Soms wordt er ook nog Huislook (Sempervivum tectorum). Klaver (Trifolium sp.), Echte guldenroede (Solidago virgaurea) en Duizendguldenkruid (Centaurium sp.) aan toegevoegd. Waar men uitgaat van de samenstelling van 2 broodgranen, 1 boomvrucht en enkele geneeskruiden werd vaak een tak van Appel (Malus sylvestris) of Peer (Pyrus communis) eraan toegevoegd. Hier en daar is ook het toevoegen van takjes van de op Palmzondag gezegende Buxus (Buxus sempervirens) gebruikelijk.
Volgens de traditie werden de zeven kruiden in het graf van Maria gevonden.

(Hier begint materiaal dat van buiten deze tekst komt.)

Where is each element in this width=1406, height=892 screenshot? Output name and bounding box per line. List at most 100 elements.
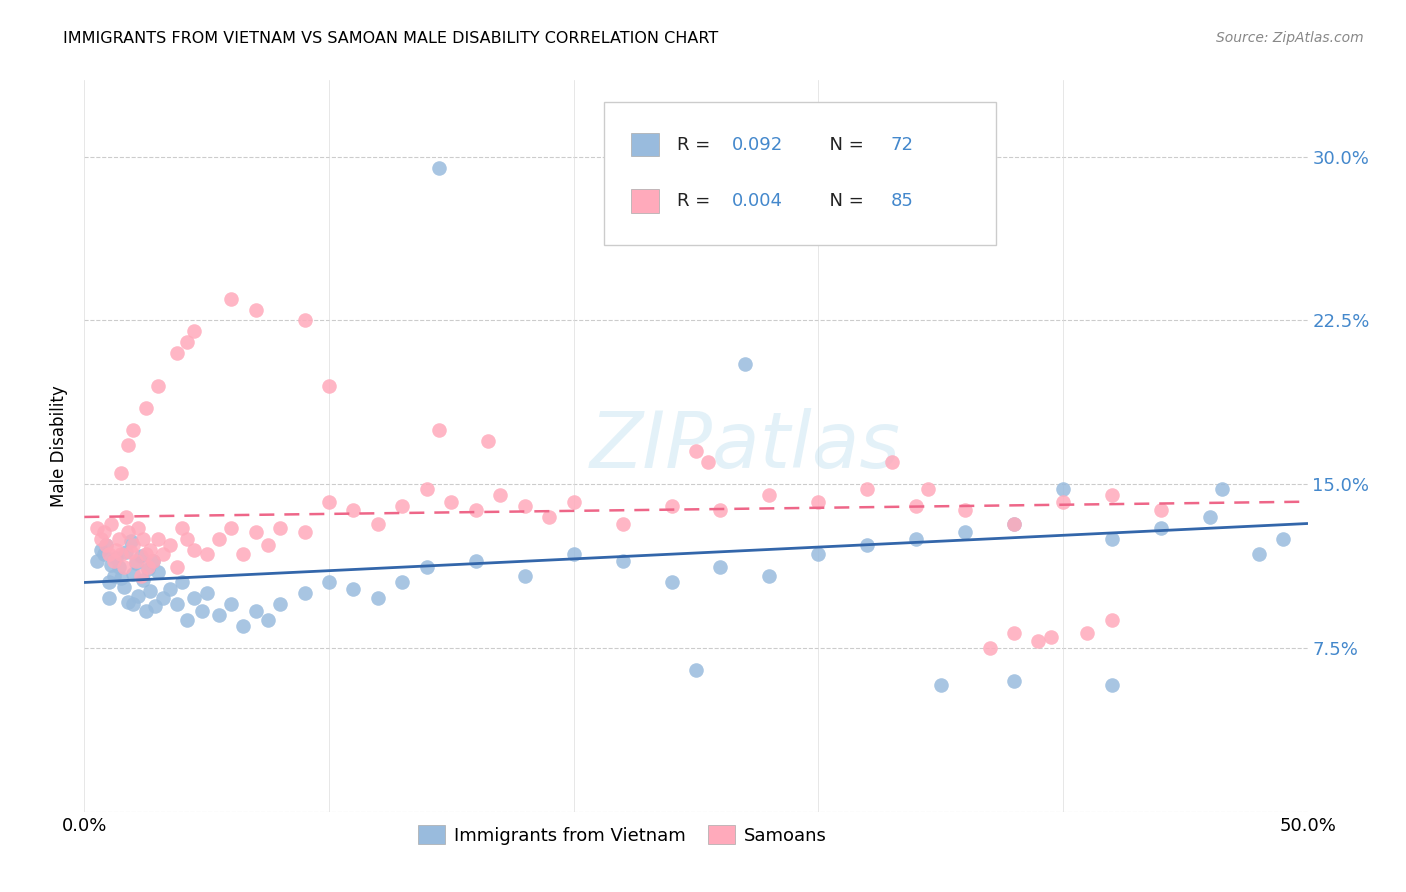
Point: [342, 582, 364, 596]
Point: [232, 547, 254, 561]
Point: [176, 335, 198, 350]
Point: [391, 499, 413, 513]
Point: [146, 565, 169, 579]
Point: [183, 324, 205, 338]
Point: [97, 591, 120, 605]
Point: [1211, 482, 1233, 496]
Point: [1150, 503, 1173, 517]
Point: [219, 292, 242, 306]
Point: [93, 525, 115, 540]
Text: ZIPatlas: ZIPatlas: [589, 408, 900, 484]
Point: [685, 444, 707, 458]
Point: [96, 538, 118, 552]
Point: [880, 455, 903, 469]
Text: N =: N =: [817, 136, 869, 153]
Point: [146, 532, 169, 546]
Point: [905, 532, 928, 546]
Point: [132, 532, 155, 546]
Point: [318, 575, 340, 590]
Point: [208, 608, 231, 623]
Point: [172, 521, 194, 535]
Point: [513, 569, 536, 583]
Point: [100, 558, 122, 572]
Point: [232, 619, 254, 633]
Point: [97, 575, 120, 590]
Y-axis label: Male Disability: Male Disability: [51, 385, 69, 507]
Point: [103, 569, 125, 583]
Point: [1076, 625, 1098, 640]
Point: [440, 494, 463, 508]
Point: [257, 538, 280, 552]
Point: [342, 503, 364, 517]
Point: [159, 538, 181, 552]
Point: [136, 560, 159, 574]
Point: [195, 586, 218, 600]
Point: [562, 494, 585, 508]
Point: [90, 542, 112, 557]
Point: [195, 547, 218, 561]
Point: [112, 580, 135, 594]
Point: [562, 547, 585, 561]
Point: [661, 575, 683, 590]
Point: [294, 586, 316, 600]
Point: [464, 503, 486, 517]
Point: [191, 604, 214, 618]
Point: [1002, 516, 1025, 531]
Point: [125, 554, 148, 568]
Text: 0.092: 0.092: [733, 136, 783, 153]
Text: Source: ZipAtlas.com: Source: ZipAtlas.com: [1216, 31, 1364, 45]
Point: [953, 503, 976, 517]
Point: [166, 597, 188, 611]
Point: [105, 542, 128, 557]
Point: [1101, 613, 1123, 627]
Point: [1039, 630, 1062, 644]
Point: [100, 516, 122, 531]
Point: [367, 591, 389, 605]
Point: [661, 499, 683, 513]
Point: [612, 554, 634, 568]
Point: [139, 584, 162, 599]
Point: [97, 547, 120, 561]
Point: [294, 313, 316, 327]
Point: [513, 499, 536, 513]
Point: [122, 423, 145, 437]
Point: [139, 542, 162, 557]
Point: [269, 521, 291, 535]
Text: N =: N =: [817, 192, 869, 210]
Point: [135, 547, 157, 561]
Point: [856, 482, 879, 496]
Legend: Immigrants from Vietnam, Samoans: Immigrants from Vietnam, Samoans: [413, 820, 832, 850]
Point: [110, 571, 132, 585]
Point: [159, 582, 181, 596]
Point: [176, 613, 198, 627]
Point: [427, 161, 450, 175]
Point: [318, 379, 340, 393]
Point: [807, 547, 830, 561]
Point: [856, 538, 879, 552]
Point: [132, 574, 155, 588]
Point: [105, 551, 128, 566]
Point: [1272, 532, 1295, 546]
Point: [86, 521, 108, 535]
Point: [166, 346, 188, 360]
Point: [1101, 678, 1123, 692]
Point: [1052, 482, 1074, 496]
Point: [477, 434, 499, 448]
Point: [219, 597, 242, 611]
Point: [86, 554, 108, 568]
Point: [929, 678, 952, 692]
Point: [758, 488, 780, 502]
Point: [807, 494, 830, 508]
Point: [953, 525, 976, 540]
Point: [318, 494, 340, 508]
Text: IMMIGRANTS FROM VIETNAM VS SAMOAN MALE DISABILITY CORRELATION CHART: IMMIGRANTS FROM VIETNAM VS SAMOAN MALE D…: [63, 31, 718, 46]
Point: [1150, 521, 1173, 535]
Point: [685, 663, 707, 677]
Point: [1247, 547, 1270, 561]
Point: [1002, 516, 1025, 531]
Point: [107, 560, 129, 574]
Point: [538, 510, 561, 524]
FancyBboxPatch shape: [631, 189, 658, 212]
Point: [367, 516, 389, 531]
Point: [136, 562, 159, 576]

Zeven is sowieso een belangrijk getal in de kerkgeschiedenis. Het is het getal van de volheid of volmaaktheid. De Kroedwusj is door zijn samenstelling uit zeven kruiden waarvan één ook nog zeven bladeren een symbool hiervan. In de voor-Christelijke tijd hield het getal verband met de zeven hemellichamen Saturnus, Mars, Jupiter, Venus, Mercurius, Zon en Maan. Ook in het gewone leven nam het getal een belangrijke plaats in en werd dus al snel overgenomen door de Christelijke leer. In de bijbel komt het getal zeven maar liefst 260 maal voor. In de Rooms-Katholieke leer staat zeven onder meer voor de schepping die in zeven dagen werd voltooid, voor de zeven werken van barmhartigheid, de zeven wijdingen van het priesterschap en de zeven sacramenten.
Het feest van de Kroedwusj-zegening wordt jaarlijks nog gevierd in allerlei Limburgse dorpen zoals Valkenburg, Klimmen en Schaesberg. In Schaesberg worden de kruiden bij het kapelletje Leenhof in een openluchtmis gezegend.